After I was done collecting the missing letters, I went to talk to Shad again, and he used the special word on the statue. His incantations sounded like he was having a seizure or something. But I digress. This time...the word did something!















Shad, of course, was still clueless as to what to do with the statue, so after he wandered off to pout again, I used the Dominion Rod to move it out of the way. In the room behind the statue, we found...this!















Shad, of course, was dumbfounded.















Yeah, yeah, yeah, it's a cannon. Now get out of here so I can use Midna's super-strength to warp it to Lake Hylia. I mean, that's the only place I can think of to send it. There's a guy there with a cannon who might be able to fix this one. Go on, scram!

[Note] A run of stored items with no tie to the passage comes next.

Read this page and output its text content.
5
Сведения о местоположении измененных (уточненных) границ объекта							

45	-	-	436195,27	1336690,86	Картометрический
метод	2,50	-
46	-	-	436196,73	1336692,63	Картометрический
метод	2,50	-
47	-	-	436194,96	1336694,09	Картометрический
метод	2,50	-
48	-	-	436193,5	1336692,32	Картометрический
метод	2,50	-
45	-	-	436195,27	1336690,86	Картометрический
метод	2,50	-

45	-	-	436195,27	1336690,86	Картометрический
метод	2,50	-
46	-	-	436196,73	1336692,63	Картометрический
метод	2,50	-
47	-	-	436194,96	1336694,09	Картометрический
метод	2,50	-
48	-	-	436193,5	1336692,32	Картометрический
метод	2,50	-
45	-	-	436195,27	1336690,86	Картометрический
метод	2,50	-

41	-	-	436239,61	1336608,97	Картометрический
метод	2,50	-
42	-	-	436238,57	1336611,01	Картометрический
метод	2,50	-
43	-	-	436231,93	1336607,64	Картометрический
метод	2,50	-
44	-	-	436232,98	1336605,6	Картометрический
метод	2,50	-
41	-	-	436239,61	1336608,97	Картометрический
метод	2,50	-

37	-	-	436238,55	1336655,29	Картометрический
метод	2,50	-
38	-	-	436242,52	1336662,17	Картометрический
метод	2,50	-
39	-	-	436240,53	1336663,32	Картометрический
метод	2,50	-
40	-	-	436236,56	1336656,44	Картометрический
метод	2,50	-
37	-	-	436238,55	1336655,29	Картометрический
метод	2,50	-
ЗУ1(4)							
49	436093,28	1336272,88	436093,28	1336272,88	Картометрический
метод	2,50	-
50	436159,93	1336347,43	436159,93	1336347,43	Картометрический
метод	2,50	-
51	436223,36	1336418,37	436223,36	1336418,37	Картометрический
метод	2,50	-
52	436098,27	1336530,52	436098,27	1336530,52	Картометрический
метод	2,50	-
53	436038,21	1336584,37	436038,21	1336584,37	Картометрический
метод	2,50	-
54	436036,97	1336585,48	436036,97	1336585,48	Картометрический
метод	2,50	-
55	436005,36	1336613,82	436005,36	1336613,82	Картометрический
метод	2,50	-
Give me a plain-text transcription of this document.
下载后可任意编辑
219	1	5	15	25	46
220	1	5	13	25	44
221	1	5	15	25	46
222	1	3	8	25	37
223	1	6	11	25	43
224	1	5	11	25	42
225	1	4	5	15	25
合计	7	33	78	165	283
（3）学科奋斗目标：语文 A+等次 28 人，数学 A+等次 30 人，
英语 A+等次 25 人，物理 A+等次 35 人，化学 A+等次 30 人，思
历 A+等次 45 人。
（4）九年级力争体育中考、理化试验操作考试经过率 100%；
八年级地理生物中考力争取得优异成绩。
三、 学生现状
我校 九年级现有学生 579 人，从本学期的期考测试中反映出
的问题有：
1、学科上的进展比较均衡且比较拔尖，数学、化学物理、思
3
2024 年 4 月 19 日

Hey, we're here. Well, let's go talk to Fyer.















Look, dude, I gotta tell you, that shirt really isn't doing anything for you. And you're giving me crap for apparently building my own cannon? Go look in a mirror sometime, you chump.

Well, he agreed to fix the cannon, but...















I don't know, guy. Maybe if you promise to buy a new shirt with your ill-gotten proceeds.

I wish I could have gotten a video of this, but after Fyer assured me he would "only take a second" the game went into a sped-up cutscene showing him working on the cannon for, like, two days. I guess I shouldn't have been surprised. But once he was done...it was flying time! I used the Clawshot to get into the back of the cannon, and away we went!















WHEEEE!!!!

After a dizzying fall, I landed in water. Hey, look, Ooccaa stowed away with us.














She offered to give me a tour, but before I could take her up on it, a huge dragon flew by overhead. Uh, I'm pretty sure that's not part of the tour!














Let me guess. Something went horribly wrong here and I have to fix it.

I was right. Something went horribly wrong here and now I have to fix it. I'm so thrilled at being the kingdom's gofer!